Nach dem Studium (Theaterwissenschaft/Romanistik (Frz.) in Berlin und Paris promovierte Rüdiger Hillmer 1997 mit einer Arbeit über die Napoleonische Theaterpolitik. Seit 1995 arbeitet er als freiberuflicher Dramaturg und Lektor für Film und Fernsehen. Er berät Autor*innen, Produktionsfirmen, Redaktionen und Förderinstitutionen vornehmlich in Deutschland und der Schweiz. Seit 2009 ist er als Dozent u. a. für die Master School Drehbuch Berlin tätig und nahm Lehraufträge an der Filmuniversität Babelsberg Konrad Wolf wahr.
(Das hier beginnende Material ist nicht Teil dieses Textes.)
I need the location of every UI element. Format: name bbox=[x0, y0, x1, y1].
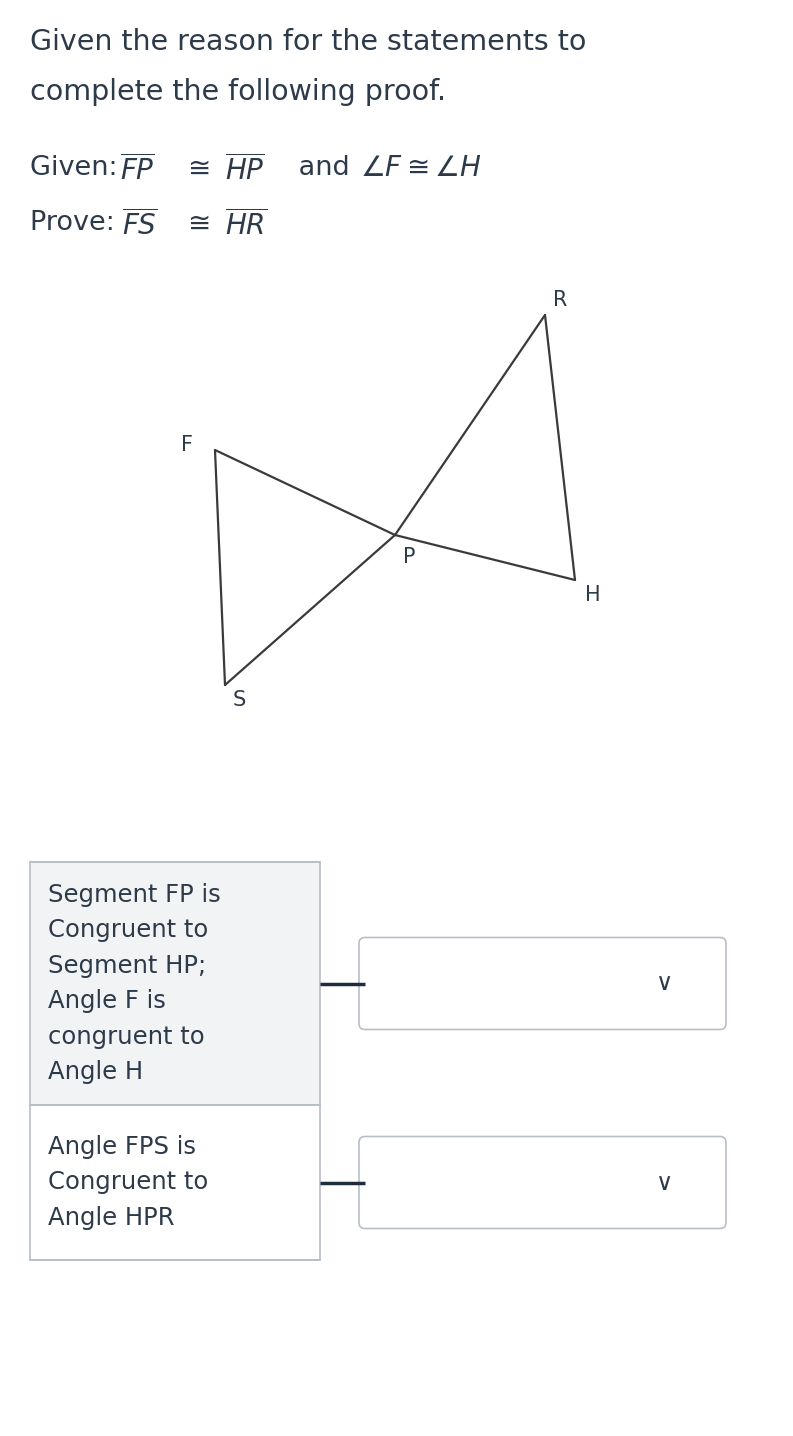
Text: $\overline{HP}$: $\overline{HP}$ bbox=[225, 155, 265, 187]
Text: F: F bbox=[181, 435, 193, 455]
Text: Prove:: Prove: bbox=[30, 210, 124, 236]
Text: $\overline{HR}$: $\overline{HR}$ bbox=[225, 210, 267, 241]
Text: Angle FPS is
Congruent to
Angle HPR: Angle FPS is Congruent to Angle HPR bbox=[48, 1134, 209, 1229]
Text: H: H bbox=[585, 584, 600, 605]
Text: Given the reason for the statements to: Given the reason for the statements to bbox=[30, 27, 586, 56]
Text: $\cong$: $\cong$ bbox=[182, 155, 210, 182]
Bar bbox=[30, 862, 320, 1104]
FancyBboxPatch shape bbox=[359, 938, 726, 1030]
Text: complete the following proof.: complete the following proof. bbox=[30, 78, 446, 106]
Text: ∨: ∨ bbox=[657, 1170, 673, 1195]
Text: ∨: ∨ bbox=[657, 972, 673, 995]
Text: S: S bbox=[233, 691, 247, 709]
Text: and: and bbox=[290, 155, 358, 181]
Text: $\overline{FS}$: $\overline{FS}$ bbox=[122, 210, 158, 241]
FancyBboxPatch shape bbox=[359, 1136, 726, 1229]
Text: Given:: Given: bbox=[30, 155, 126, 181]
Text: $\overline{FP}$: $\overline{FP}$ bbox=[120, 155, 155, 187]
Text: Segment FP is
Congruent to
Segment HP;
Angle F is
congruent to
Angle H: Segment FP is Congruent to Segment HP; A… bbox=[48, 883, 220, 1084]
Bar bbox=[30, 1104, 320, 1259]
Text: R: R bbox=[553, 290, 567, 310]
Text: $\cong$: $\cong$ bbox=[182, 210, 210, 237]
Text: P: P bbox=[403, 547, 416, 567]
Text: $\angle F \cong \angle H$: $\angle F \cong \angle H$ bbox=[360, 155, 482, 182]
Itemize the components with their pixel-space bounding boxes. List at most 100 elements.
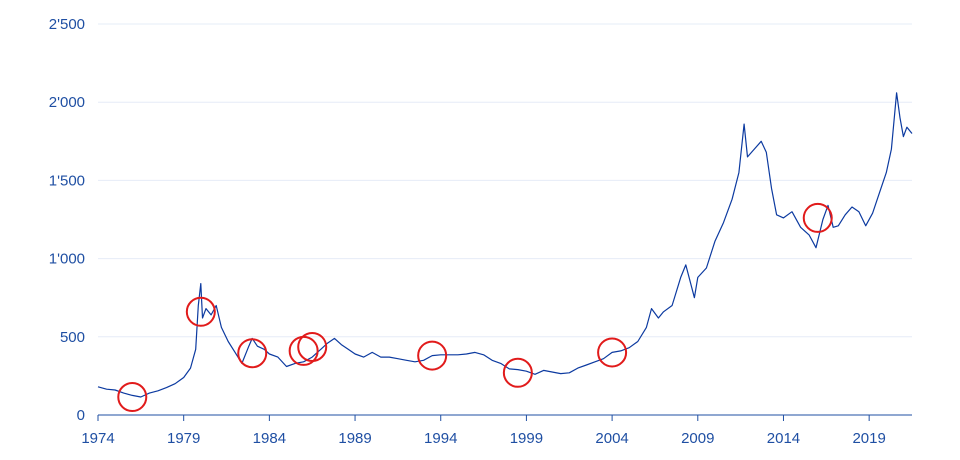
data-point	[483, 354, 484, 355]
data-point	[845, 214, 846, 215]
data-point	[906, 127, 907, 128]
data-point	[372, 352, 373, 353]
data-point	[432, 355, 433, 356]
data-point	[397, 358, 398, 359]
data-point	[815, 247, 816, 248]
data-point	[492, 360, 493, 361]
data-point	[694, 297, 695, 298]
x-tick-label: 2009	[681, 430, 714, 447]
data-point	[851, 206, 852, 207]
y-tick-label: 500	[60, 329, 85, 346]
data-point	[865, 225, 866, 226]
data-point	[406, 360, 407, 361]
data-point	[534, 374, 535, 375]
y-tick-label: 1'500	[49, 172, 85, 189]
data-point	[466, 353, 467, 354]
x-tick-label: 1979	[167, 430, 200, 447]
data-point	[123, 393, 124, 394]
data-point	[552, 371, 553, 372]
data-point	[872, 213, 873, 214]
data-point	[327, 342, 328, 343]
data-point	[658, 317, 659, 318]
data-point	[629, 347, 630, 348]
data-point	[903, 136, 904, 137]
data-point	[776, 214, 777, 215]
data-point	[766, 152, 767, 153]
data-point	[106, 389, 107, 390]
data-point	[569, 372, 570, 373]
data-point	[414, 361, 415, 362]
data-point	[833, 227, 834, 228]
data-point	[697, 277, 698, 278]
data-point	[175, 383, 176, 384]
data-point	[809, 235, 810, 236]
data-point	[115, 389, 116, 390]
x-tick-label: 1989	[338, 430, 371, 447]
data-point	[132, 395, 133, 396]
data-point	[783, 217, 784, 218]
data-point	[671, 305, 672, 306]
data-point	[509, 368, 510, 369]
data-point	[341, 344, 342, 345]
x-tick-label: 1984	[253, 430, 286, 447]
x-tick-label: 1994	[424, 430, 457, 447]
highlight-circle	[802, 202, 833, 233]
data-point	[879, 192, 880, 193]
data-point	[743, 123, 744, 124]
data-point	[637, 341, 638, 342]
y-tick-label: 2'000	[49, 94, 85, 111]
data-point	[827, 205, 828, 206]
data-point	[838, 225, 839, 226]
highlight-circle	[117, 382, 148, 413]
data-point	[269, 353, 270, 354]
y-tick-label: 1'000	[49, 251, 85, 268]
data-point	[97, 386, 98, 387]
data-point	[500, 363, 501, 364]
data-point	[896, 92, 897, 93]
data-point	[603, 358, 604, 359]
data-point	[526, 371, 527, 372]
data-point	[140, 396, 141, 397]
x-tick-label: 2004	[595, 430, 628, 447]
data-point	[891, 149, 892, 150]
data-point	[899, 117, 900, 118]
highlight-circle	[417, 340, 448, 371]
data-point	[646, 327, 647, 328]
highlight-circle	[502, 357, 533, 388]
data-point	[560, 373, 561, 374]
data-point	[706, 267, 707, 268]
data-point	[380, 357, 381, 358]
data-point	[389, 357, 390, 358]
x-tick-label: 2014	[767, 430, 800, 447]
data-point	[543, 370, 544, 371]
data-point	[791, 211, 792, 212]
data-point	[754, 149, 755, 150]
data-point	[738, 172, 739, 173]
data-point	[303, 361, 304, 362]
data-point	[320, 349, 321, 350]
data-point	[747, 156, 748, 157]
data-point	[363, 357, 364, 358]
x-tick-label: 1999	[510, 430, 543, 447]
x-tick-label: 1974	[81, 430, 114, 447]
data-point	[474, 352, 475, 353]
highlight-circle	[597, 337, 628, 368]
data-point	[714, 241, 715, 242]
data-point	[183, 377, 184, 378]
data-point	[348, 349, 349, 350]
data-point	[334, 338, 335, 339]
y-tick-label: 0	[77, 407, 85, 424]
data-point	[149, 393, 150, 394]
data-point	[594, 361, 595, 362]
data-point	[886, 172, 887, 173]
highlight-circle	[297, 331, 328, 362]
highlight-circle	[237, 338, 268, 369]
data-point	[195, 349, 196, 350]
data-point	[202, 317, 203, 318]
highlight-circle	[185, 296, 216, 327]
data-point	[723, 222, 724, 223]
data-point	[663, 311, 664, 312]
x-tick-label: 2019	[852, 430, 885, 447]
Er ist Gründungsmitglied des Verbands für Film- und Fernsehdramaturgie (VeDRA) und war von 2007 bis 2014 dessen Vorstandsvorsitzender. Von 2011 bis 2018 betreute er beim Stoffentwicklungs- und Ausbildungsprogramm Akademie für Kindermedien die Gruppe Film als Mentor. Seither ist die Beratung von Filmen und Serien für Kinder sein Arbeitsschwerpunkt. scriptbureau.de

Mirjam von Arz

Foto: Charlotte Romann

Mirjam von Arx (*1966) spinnt Geschichten, seit sie denken kann. Nach dem Abschluss am Gymnasium St.Gallen und der Ausbildung an der Ringier Journalistenschule arbeitet von Arx fast 20 Jahre als Redaktorin und Freelancerin für diverse deutschsprachige Magazine. 1991 wandert sie nach New York aus, wo sie neue Geschichten und die Filmwelt entdeckt. Nach achteinhalb Jahren in New York und fünf Jahren in London kehrt sie in die Schweiz zurück und gründet dort ihre Produktionsfirma ican films gmbh. Als Autorin, Regisseurin und/oder Produzentin hat sie bis heute diverse Kinodokumentarfilme realisiert, u.a. BUILDING THE GHERKIN (2005) mit Architekt Norman Foster, die Zürcher Filmpreis-Gewinner SIEBEN MULDEN UND EINE LEICHE (2007) und VIRGIN TALES (2012), den autobiographischen Film FREIFALL – EINE LIEBESGESCHICHTE (2014) und THE SCENT OF FEAR (2021) mit Katja Riemann.

Projekt

„Unser Spielfilm-Projekt (Live-action) erzählt von einem neunjährigen Jungen, dessen Interessen und Neigungen von den Gleichaltrigen zunehmend in Zweifel gezogen werden. Im Zentrum des Stoffes stehen Fragen wie die, was es bedeutet, heute ein Junge zu sein, und damit auch Fragen von Akzeptanz und gelingendem Miteinander.
Wir fokussieren uns dabei auf die jüngere Zielgruppe von 5 bis 8 Jahren und holen sie mit diesen für sie relevanten Fragen ab. Zugleich handelt es sich um ein Realfilm-Projekt. Abseits von Marken-Adaptionen entstehen solche Filme für Kinder dieser Altersgruppe derzeit kaum.
Das Double-Mentorat nutzen wir dafür, Figuren und Handlung mit Blick auf unsere Zielgruppe sorgfältig auszuarbeiten. Am Ende des Prozesses soll ein überzeugendes Treatment vorliegen, um damit die Entwicklung des Drehbuchs mit weiteren Partner·innen in Angriff nehmen zu können.“

 

Foto: Aurelin Haslebacher

Foto: Aurélien Haslebacher

Zusammenarbeit in der Residenz La Becque

Abschlussarbeit

«So habe ich mir das nicht vorgestellt!»
Ein Gespräch zwischen Mirjam von Arx (Autorin) und Rüdiger Hillmer (Dramaturg) über den Arbeitsprozess am Kinderfilm-Projekt HENRIX (AT) im Rahmen des Förderprogramms Migros Double.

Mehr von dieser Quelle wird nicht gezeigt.